“Del amor y el odio”

Las redes sociales y los smartphones protagonizan en estos tiempos el campo de batalla de los debates.

Las redes sociales y los smartphones protagonizan, en estos tiempos, el campo de batalla de los debates.

Joaquín García de Romeu. “Amanece que no es poco”.

Joaquín García de Romeu. “Amanece que no es poco”.

Joaquín García de Romeu (Tribuna libre).- Si dedicamos un poco de tiempo a leer los comentarios que inundan las redes, del tema que sea, nos podemos dar cuenta de que a grandes rasgos hay dos tipos de personas: las que se mueven por amor y las que se mueven por el odio.

Cada comentario que hacemos. A veces, ambos sentimientos pueden encerrar lo mismo, pero solo en apariencia. Así, hay quienes aman España, y quienes odian a quienes la critican; quienes aman la Justicia y quienes odian la injusticia; quienes aman la libertad de expresión y quienes odian a quienes no la respetan; la lista es interminable, y aunque nos puedan parecer que ambos sentimientos buscan lo mismo, no solo no es lo mismo, ya que mientras que un sentimiento es constructivo, el otro es altamente perjudicial, tóxico y termina por consumir en el odio a quien lo experimenta.
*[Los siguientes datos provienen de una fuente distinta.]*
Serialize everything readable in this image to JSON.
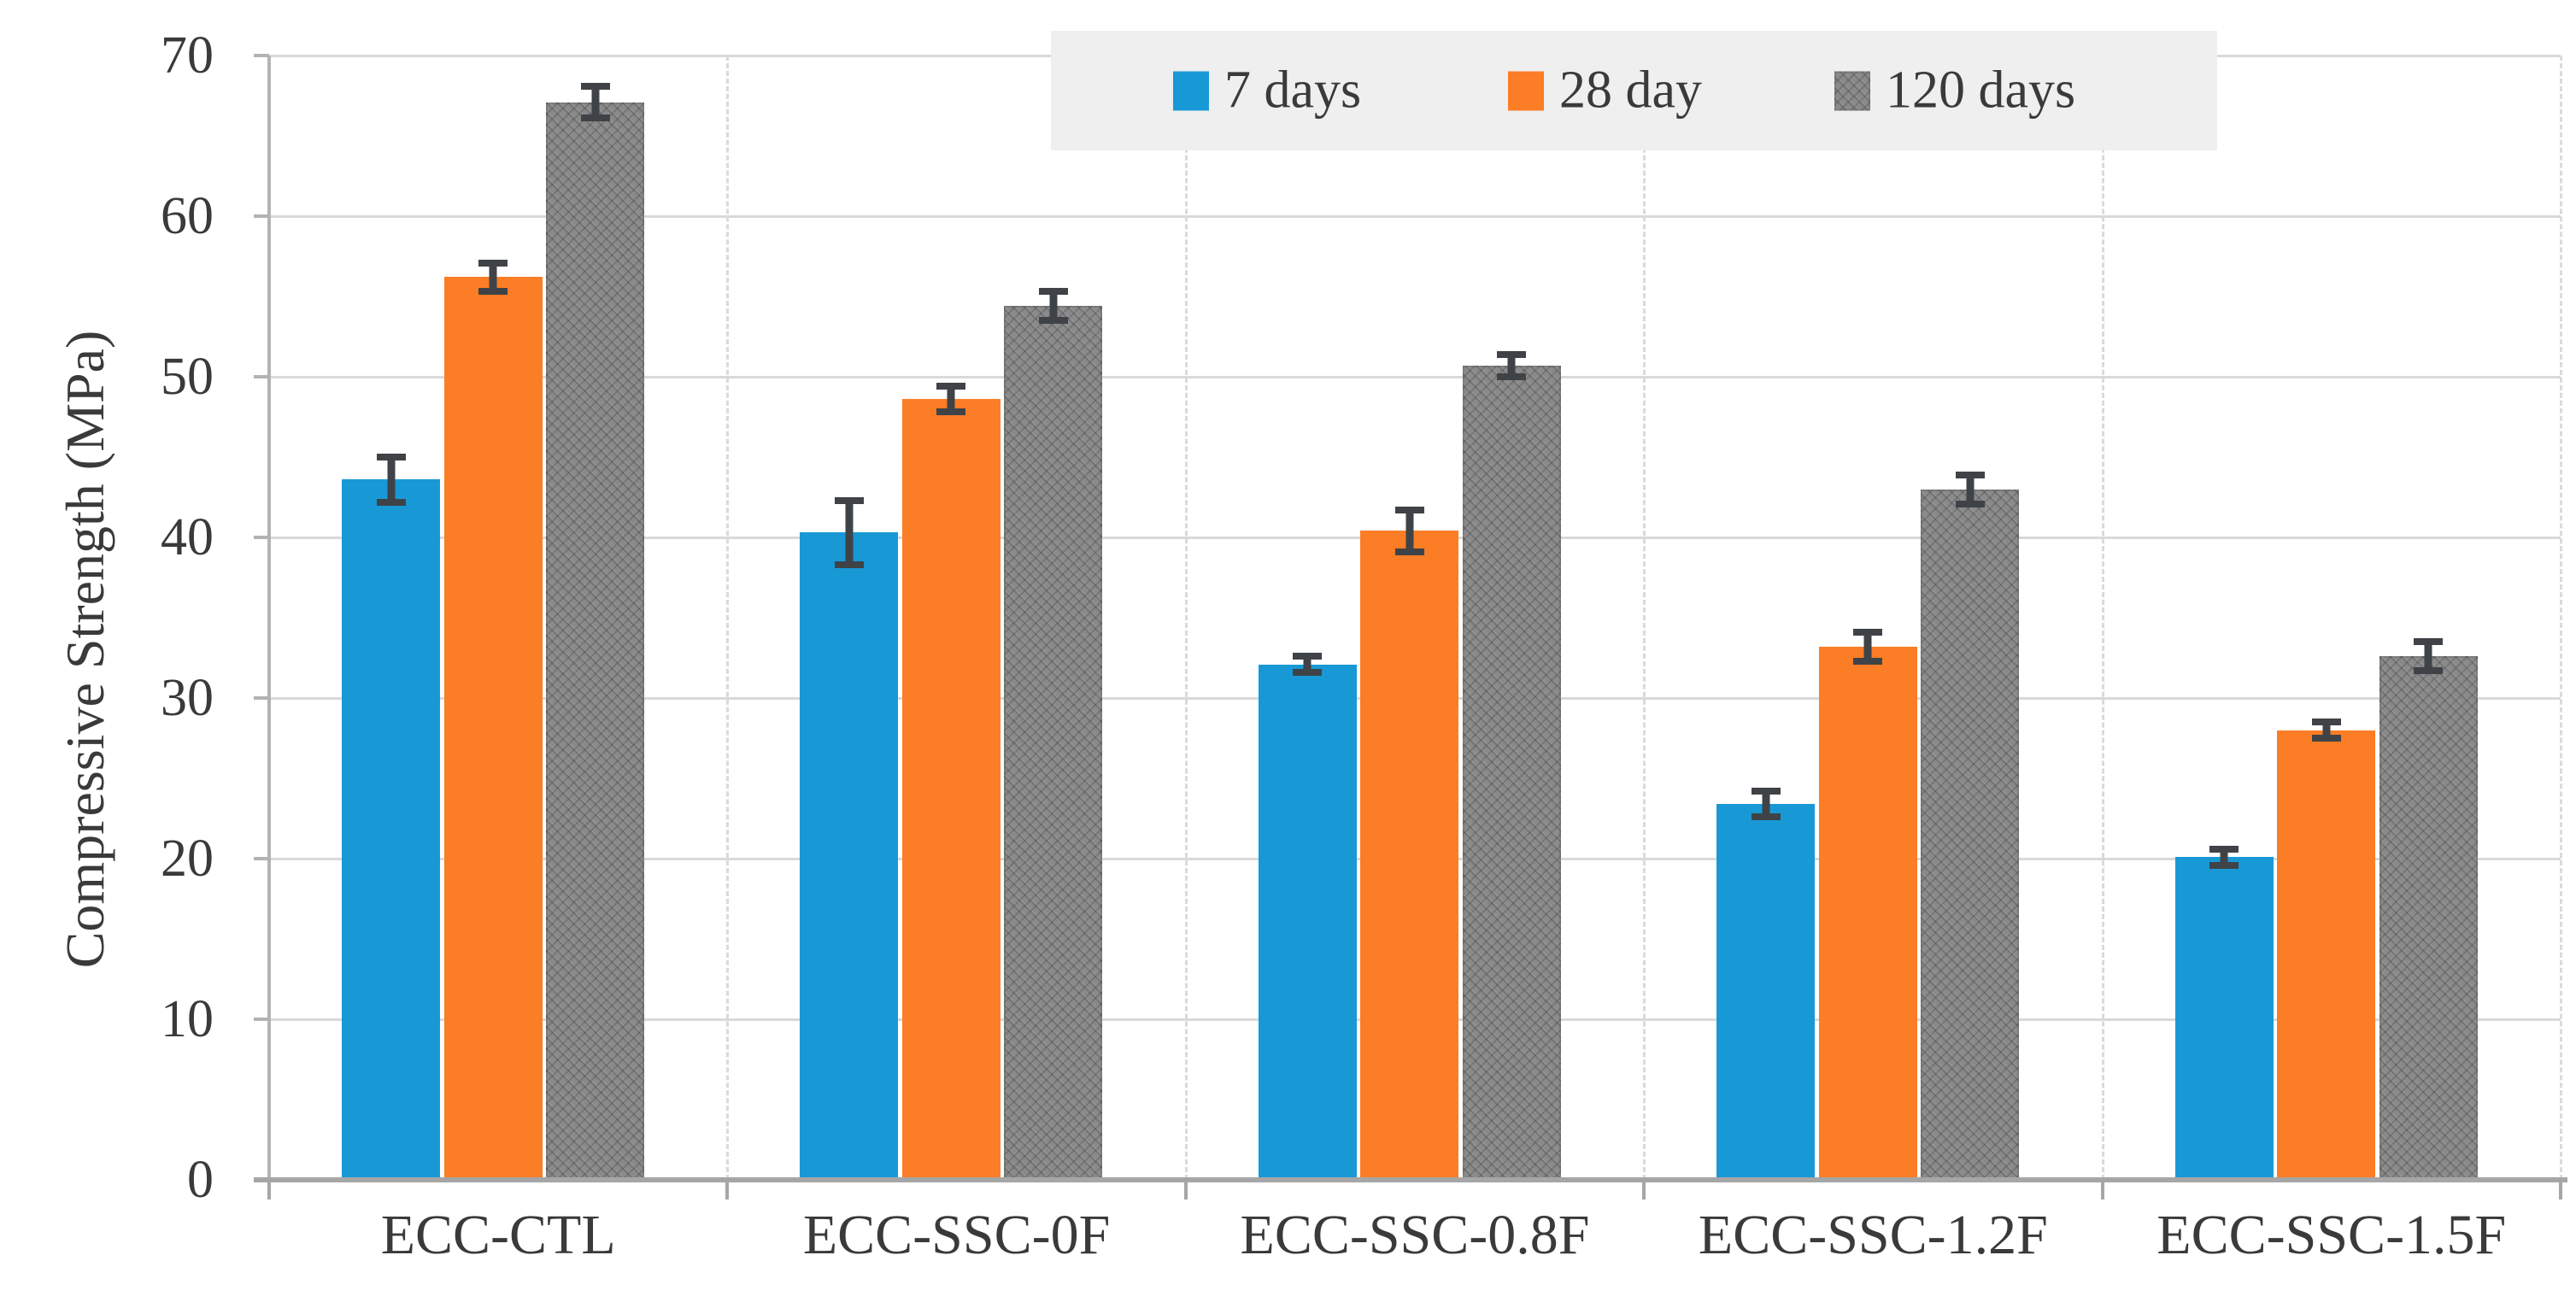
{
  "chart_data": {
    "type": "bar",
    "title": "",
    "ylabel": "Compressive Strength (MPa)",
    "xlabel": "",
    "ylim": [
      0,
      70
    ],
    "yticks": [
      0,
      10,
      20,
      30,
      40,
      50,
      60,
      70
    ],
    "grid": true,
    "legend_position": "top-right",
    "categories": [
      "ECC-CTL",
      "ECC-SSC-0F",
      "ECC-SSC-0.8F",
      "ECC-SSC-1.2F",
      "ECC-SSC-1.5F"
    ],
    "series": [
      {
        "name": "7 days",
        "color": "#1899D6",
        "pattern": "solid",
        "values": [
          43.6,
          40.3,
          32.1,
          23.4,
          20.1
        ],
        "errors": [
          1.4,
          2.0,
          0.5,
          0.8,
          0.5
        ]
      },
      {
        "name": "28 day",
        "color": "#FB7D26",
        "pattern": "solid",
        "values": [
          56.2,
          48.6,
          40.4,
          33.2,
          28.0
        ],
        "errors": [
          0.9,
          0.8,
          1.3,
          0.9,
          0.5
        ]
      },
      {
        "name": "120 days",
        "color": "#8A8A8A",
        "pattern": "crosshatch",
        "values": [
          67.1,
          54.4,
          50.7,
          43.0,
          32.6
        ],
        "errors": [
          1.0,
          0.9,
          0.7,
          0.9,
          0.9
        ]
      }
    ],
    "colors": {
      "grid": "#D9D9D9",
      "axis": "#A6A6A6",
      "error_bar": "#3F4347",
      "legend_bg": "#EFEFEF",
      "text": "#3A3A3A",
      "background": "#FFFFFF"
    }
  }
}
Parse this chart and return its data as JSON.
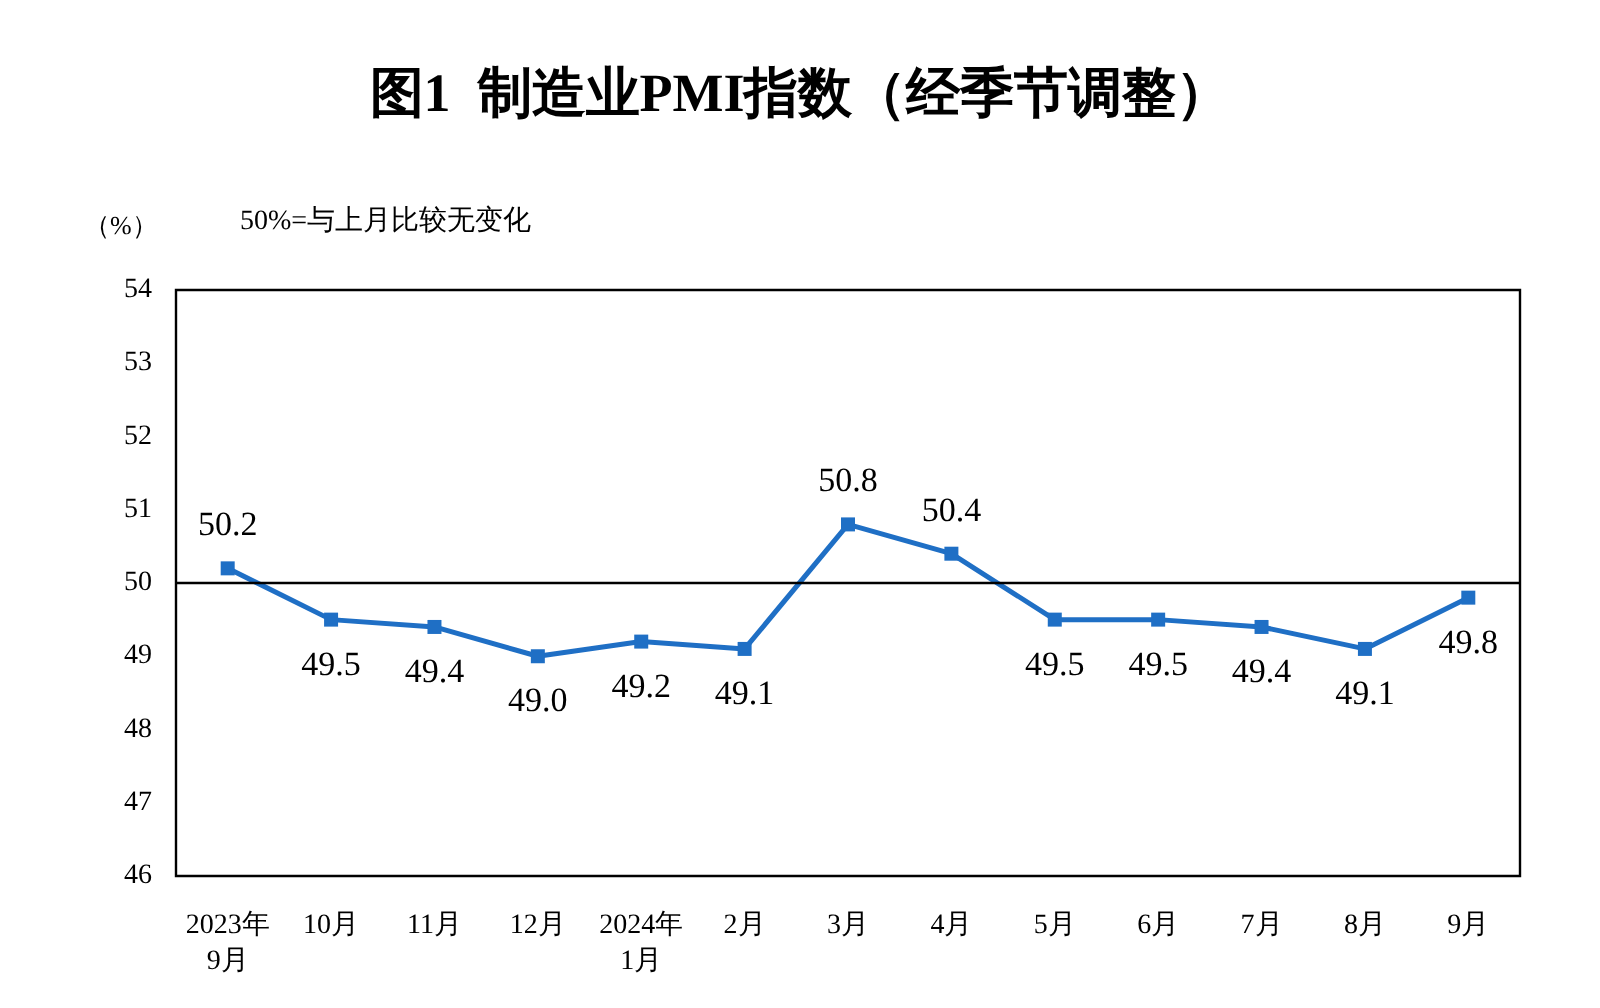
{
  "chart_data": {
    "type": "line",
    "title": "图1  制造业PMI指数（经季节调整）",
    "ylabel": "（%）",
    "annotations": [
      "50%=与上月比较无变化"
    ],
    "categories": [
      "2023年\n9月",
      "10月",
      "11月",
      "12月",
      "2024年\n1月",
      "2月",
      "3月",
      "4月",
      "5月",
      "6月",
      "7月",
      "8月",
      "9月"
    ],
    "series": [
      {
        "color": "#1f6fc5",
        "values": [
          50.2,
          49.5,
          49.4,
          49.0,
          49.2,
          49.1,
          50.8,
          50.4,
          49.5,
          49.5,
          49.4,
          49.1,
          49.8
        ],
        "value_labels": [
          "50.2",
          "49.5",
          "49.4",
          "49.0",
          "49.2",
          "49.1",
          "50.8",
          "50.4",
          "49.5",
          "49.5",
          "49.4",
          "49.1",
          "49.8"
        ]
      }
    ],
    "ylim": [
      46,
      54
    ],
    "yticks": [
      46,
      47,
      48,
      49,
      50,
      51,
      52,
      53,
      54
    ],
    "ref_lines": [
      {
        "axis": "y",
        "value": 50,
        "color": "#000000"
      }
    ],
    "grid": false,
    "marker": "square",
    "line_style": "solid"
  }
}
Odiar la injusticia nos hace no valorar al justo, odiar a quien atenta contra la libertad de expresión es el primer paso para hacer justo lo mismo; odiar a quienes critican a España nos hace olvidarnos de ella. El ser humano no es perfecto, ambos sentimientos se confunden a veces, y en no pocas ocasiones odiamos más que amamos, por parcelas, en sectores, o en parte de nuestras opiniones. Nada es blanco o negro, el gris domina casi todas las conciencias, y en función de que sentimiento domine nuestras ideas seremos más tóxicos o autodestructivos.

Todo se puede extrapolar, y vemos políticos que lejos de amar sus ideas o defender lo que creen que es justo, solamente lanzan discursos denunciando injusticias y odiando a quienes no piensan como ellos. Personas que no defienden y aman lo que es justo, sino que señalan y entorpecen a quienes son claramente injustos.

El gran error está cuando creemos haber alcanzado la equidad odiando igual que amamos, olvidando que ese odio terminará por volverse contra nosotros. Sin embargo, pronto olvidamos que la equidad está cuando defendemos lo que pensamos sin odiar a quienes tenemos enfrente, cuando luchamos por lo que creemos que es justo para que esta destierre la injusticia.

Acontecimientos como los de Barcelona, por ser, no el último, sino uno más, ha desatado una ola de odio. Se odia a los Musulmanes, en lugar de amar nuestras costumbres o creencias, se odia a los políticos, en lugar de amar el Estado de Derecho, se odia a quienes odian a los Musulmanes o a los cristianos, en lugar de amar la libertad religiosa, y poco a poco, nos consumimos.

Odiamos a los que no piensan como nosotros, en lugar de amar lo que cada uno pensamos. El problema es que no nos damos cuenta de que cada día que pasa, nos esforzamos más en odiar a quien no piensa como nosotros que en amar, y defender,  lo que cada uno pensamos. No somos perfectos, pero al menos podríamos intentarlo.